McKnight v. State

ON MOTION FOR REHEARING.

GRAVES, Presiding Judge.

This matter has heretofore been affirmed by us, and in the motion for rehearing appellant stresses but one point, it being the only point brought forward in the bill of exception, and that is that the assistant district attorney, in his presentation of this matter before the jury made the following argument:

“That Officer Bass received a call that Jeff D. McKnight was headed toward Humble with marihuana cigarettes in his car.”

This statement was made in the opening address of the assistant district attorney, and upon appellant’s timely objection thereto as being an unsworn statement of such attorney and not a comment on evidence before the jury, the trial court sustained the objection thereto and instructed the jury not to consider the argument. Immediately thereafter the appellant’s attorney requested the court to declare a mistrial which request was denied by the trial judge. The bill further shows that thereafter the same assistant district attorney, after the court had sustained the objection to the argument relative to the information received by the arresting officer, again made the statement to the jury in his argument as follows:

“These officers received information that the Defendant was on his way to Humble with some marihuana.”

This argument was again, objected to by the appellant’s attornéy as not being argument on evidence admitted before the jury. The court again sustained the objection upon the re*405quest of counsel to instruct the jury not to consider the same. Appellant’s counsel also requested the court to declare a mistrial which the court refused to do.

At the beginning of this trial the appellant was shown to have been arrested by a deputy sheriff who had no warrant for his arrest at the time thereof.

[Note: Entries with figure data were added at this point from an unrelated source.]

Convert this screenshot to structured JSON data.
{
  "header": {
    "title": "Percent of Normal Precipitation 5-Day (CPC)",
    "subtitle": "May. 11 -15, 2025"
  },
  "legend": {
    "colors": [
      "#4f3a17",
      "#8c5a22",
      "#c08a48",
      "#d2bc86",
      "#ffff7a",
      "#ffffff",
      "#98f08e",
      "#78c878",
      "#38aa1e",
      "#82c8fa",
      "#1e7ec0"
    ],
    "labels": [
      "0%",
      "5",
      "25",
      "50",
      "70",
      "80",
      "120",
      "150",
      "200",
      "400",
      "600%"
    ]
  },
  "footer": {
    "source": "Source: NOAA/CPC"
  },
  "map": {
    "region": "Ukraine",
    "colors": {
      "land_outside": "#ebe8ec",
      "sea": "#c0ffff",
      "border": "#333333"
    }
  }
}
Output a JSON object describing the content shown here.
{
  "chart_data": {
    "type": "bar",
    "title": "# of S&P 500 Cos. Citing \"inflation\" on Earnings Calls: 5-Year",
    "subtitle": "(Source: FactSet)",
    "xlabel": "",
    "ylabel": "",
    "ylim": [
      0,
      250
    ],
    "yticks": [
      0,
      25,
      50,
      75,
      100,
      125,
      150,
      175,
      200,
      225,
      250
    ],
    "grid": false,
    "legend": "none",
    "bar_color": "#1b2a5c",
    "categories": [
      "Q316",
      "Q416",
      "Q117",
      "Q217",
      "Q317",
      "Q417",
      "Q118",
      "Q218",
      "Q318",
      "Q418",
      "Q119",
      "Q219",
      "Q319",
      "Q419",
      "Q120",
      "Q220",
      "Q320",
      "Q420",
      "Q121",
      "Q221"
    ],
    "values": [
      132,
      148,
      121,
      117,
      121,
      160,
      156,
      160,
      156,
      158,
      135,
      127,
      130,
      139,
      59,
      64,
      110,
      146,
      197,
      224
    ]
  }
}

Whereupon the appellant’s attorney objected to all the evidence that might have been obtained from the search of the appellant because of the fact that the arresting officer had no warrant therefor and did not act upon probable cause; at which time the jury was retired and the question of probable cause was gone into in their absence. It was shown before the court practically all that was set forth in the argument objected to, but this did not take place in the presence of the jury, and the jury was not allowed to hear the statement relative to the information that the arresting officer might have received from some other person, same being hearsay at the time.

We are of the opinion that the continued reference to this hearsay testimony was injurious to the appellant’s defense as a new fact injected into the case, and that the same was hearsay and not admissible on the trial hereof, nor should same have been heard before the jury.

Under the circumstances, we think the motion for rehearing should be granted, the order of affirmance set aside, the judgment reversed and the cause remanded, and it is so ordered.